A decisão unânime do Comitê de Política Monetária (Copom) repete o movimento realizado em março, quando foi iniciado o ciclo de “calibração” dos juros. Ainda assim, a Selic permanece no maior patamar desde outubro de 2006, em um esforço do BC para alcançar a meta de 3% da inflação.
Na avaliação da maioria dos analistas, a autoridade monetária sinalizou que pretende continuar reduzindo a Selic em um ritmo de 0,25 ponto.

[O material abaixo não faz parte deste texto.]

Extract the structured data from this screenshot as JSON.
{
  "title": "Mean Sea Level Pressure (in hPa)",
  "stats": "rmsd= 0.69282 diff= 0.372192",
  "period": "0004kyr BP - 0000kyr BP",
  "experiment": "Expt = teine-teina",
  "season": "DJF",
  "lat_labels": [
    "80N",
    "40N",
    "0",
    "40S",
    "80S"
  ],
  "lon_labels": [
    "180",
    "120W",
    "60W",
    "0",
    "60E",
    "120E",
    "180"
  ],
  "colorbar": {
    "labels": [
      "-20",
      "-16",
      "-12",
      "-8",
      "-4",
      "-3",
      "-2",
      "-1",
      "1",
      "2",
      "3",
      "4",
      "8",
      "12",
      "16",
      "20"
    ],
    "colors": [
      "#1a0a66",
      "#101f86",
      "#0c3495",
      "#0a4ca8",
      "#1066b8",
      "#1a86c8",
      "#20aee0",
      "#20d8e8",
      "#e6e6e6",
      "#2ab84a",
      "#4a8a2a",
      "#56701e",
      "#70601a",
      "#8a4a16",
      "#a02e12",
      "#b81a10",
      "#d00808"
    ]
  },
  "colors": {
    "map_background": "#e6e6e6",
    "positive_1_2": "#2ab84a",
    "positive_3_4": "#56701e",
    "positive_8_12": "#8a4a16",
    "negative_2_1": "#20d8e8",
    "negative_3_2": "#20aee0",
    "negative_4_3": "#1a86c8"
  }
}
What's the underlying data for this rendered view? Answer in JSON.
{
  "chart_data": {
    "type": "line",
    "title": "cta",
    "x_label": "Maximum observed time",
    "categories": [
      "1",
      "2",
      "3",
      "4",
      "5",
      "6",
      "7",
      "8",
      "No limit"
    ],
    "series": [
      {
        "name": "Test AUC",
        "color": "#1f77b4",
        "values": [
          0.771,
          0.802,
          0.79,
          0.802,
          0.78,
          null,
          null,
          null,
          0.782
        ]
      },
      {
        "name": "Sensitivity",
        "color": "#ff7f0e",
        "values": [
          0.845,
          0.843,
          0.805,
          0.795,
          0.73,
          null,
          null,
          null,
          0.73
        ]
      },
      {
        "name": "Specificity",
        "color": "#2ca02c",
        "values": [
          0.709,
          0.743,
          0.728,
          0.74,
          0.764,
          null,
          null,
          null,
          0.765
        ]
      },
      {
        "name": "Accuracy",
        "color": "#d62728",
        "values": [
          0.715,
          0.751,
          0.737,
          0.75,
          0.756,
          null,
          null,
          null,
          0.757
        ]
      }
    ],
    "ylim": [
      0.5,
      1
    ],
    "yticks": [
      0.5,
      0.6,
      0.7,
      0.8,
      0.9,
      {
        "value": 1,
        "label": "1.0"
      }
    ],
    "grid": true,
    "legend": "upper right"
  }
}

“O Comitê julgou apropriado dar sequência ao ciclo de calibração da política monetária, na medida em que o período prolongado de manutenção da taxa básica de juros em patamar contracionista propiciou evidências da transmissão da política monetária sobre a desaceleração da atividade econômica”, afirma o comunicado, “criando condições para que ajustes no ritmo e extensão dessa calibração, à luz de novas informações, sejam possíveis de forma a assegurar o nível compatível com a convergência da inflação à meta.”
O Copom também voltou a falar em “serenidade e cautela na condução da política monetária”. O ambiente externo, afirmou, “permanece incerto”, em função da indefinição a respeito da duração e dos desdobramentos do conflito no Oriente Médio. “Tal cenário exige cautela por parte de países emergentes em ambiente marcado por elevação da volatilidade de preços de ativos e commodities.”
Em relação aos efeitos sobre o Brasil, o BC reconheceu que a guerra provocou um “distanciamento adicional” das projeções de inflação em relação à meta. O comunicado, porém, não dá detalhes sobre os próximos passos do Copom, como ocorrido em março, com o objetivo de observar os desdobramentos do conflito, que elevou os preços do petróleo.